Coup d'accélérateur dans ta vie en 2003. Tu vas de surprises en surprises...
Incroyable, c'est vrai. En octobre 2003, je suis élue vice-présidente de parti. Un vote du bureau politique. A l'unanimité. Un bonheur intense. Une responsabilité aussi. Mais surtout un défi... J'adore relever les défis. C'était aussi la preuve que le renouveau du Parti Socialiste était réel. Que, sans faire table rase du passé, des bases, le PS évoluait. Quelques semaines plus tard, ce fut le titre de Liégeoise de l'année. Et enfin, ma première campagne électorale aux régionales, avec un score au-delà de toute attente, 10 217 voix, c'est le 4eme score féminin tous partis confondus sur l'ensemble de la Communauté française... Depuis lors, avec ma petite famille, nous avons emménagé à Esneux.

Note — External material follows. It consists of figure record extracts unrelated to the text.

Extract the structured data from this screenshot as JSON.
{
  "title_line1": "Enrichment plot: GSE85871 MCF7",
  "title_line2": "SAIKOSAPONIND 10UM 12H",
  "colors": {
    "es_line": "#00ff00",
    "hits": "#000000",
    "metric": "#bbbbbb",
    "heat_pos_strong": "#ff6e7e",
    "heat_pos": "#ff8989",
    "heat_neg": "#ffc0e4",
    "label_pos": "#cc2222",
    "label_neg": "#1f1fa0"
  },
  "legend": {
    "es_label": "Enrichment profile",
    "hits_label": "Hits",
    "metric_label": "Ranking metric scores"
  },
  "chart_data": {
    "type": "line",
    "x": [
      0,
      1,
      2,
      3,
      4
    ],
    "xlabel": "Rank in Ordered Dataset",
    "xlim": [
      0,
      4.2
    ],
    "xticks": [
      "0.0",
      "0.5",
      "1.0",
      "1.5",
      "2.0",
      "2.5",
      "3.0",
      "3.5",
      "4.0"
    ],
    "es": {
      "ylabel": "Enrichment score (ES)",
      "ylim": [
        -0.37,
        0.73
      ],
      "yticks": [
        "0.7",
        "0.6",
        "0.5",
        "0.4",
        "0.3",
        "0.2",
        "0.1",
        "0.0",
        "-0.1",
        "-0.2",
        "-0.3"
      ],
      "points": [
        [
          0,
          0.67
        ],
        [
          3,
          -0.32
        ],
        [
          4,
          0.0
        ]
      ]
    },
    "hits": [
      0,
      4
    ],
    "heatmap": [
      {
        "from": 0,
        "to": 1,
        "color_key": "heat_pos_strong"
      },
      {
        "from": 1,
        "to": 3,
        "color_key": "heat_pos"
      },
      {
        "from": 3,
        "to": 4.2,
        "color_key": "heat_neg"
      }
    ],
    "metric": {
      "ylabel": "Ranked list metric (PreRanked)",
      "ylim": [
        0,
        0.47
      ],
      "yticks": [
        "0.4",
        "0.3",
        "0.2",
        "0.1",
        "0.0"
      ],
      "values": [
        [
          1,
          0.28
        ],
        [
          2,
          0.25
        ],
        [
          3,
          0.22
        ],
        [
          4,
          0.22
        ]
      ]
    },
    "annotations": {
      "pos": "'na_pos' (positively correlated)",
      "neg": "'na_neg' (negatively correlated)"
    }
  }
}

Esneux pour les communales ?
Esneux pour la vie... C'est une commune magnifique. La plus belle commune périphérique de Liège. C'est un endroit très connu et fréquenté par les liégeois le week-end et en soirée. Normal. Un cadre verdoyant, l'Ourthe, des beaux sites et...des bons glaciers :-) Pour les élections communales, je défendrai le programme et les idées du PS. C'est une commune bien gérée (d'ailleurs une étude de l'UCL classe la gestion communale d'Esneux comme 1ere de l'arrondissement !). Nous avons de beaux projets plein la tête que nous espérons concrétiser dans les prochaines années.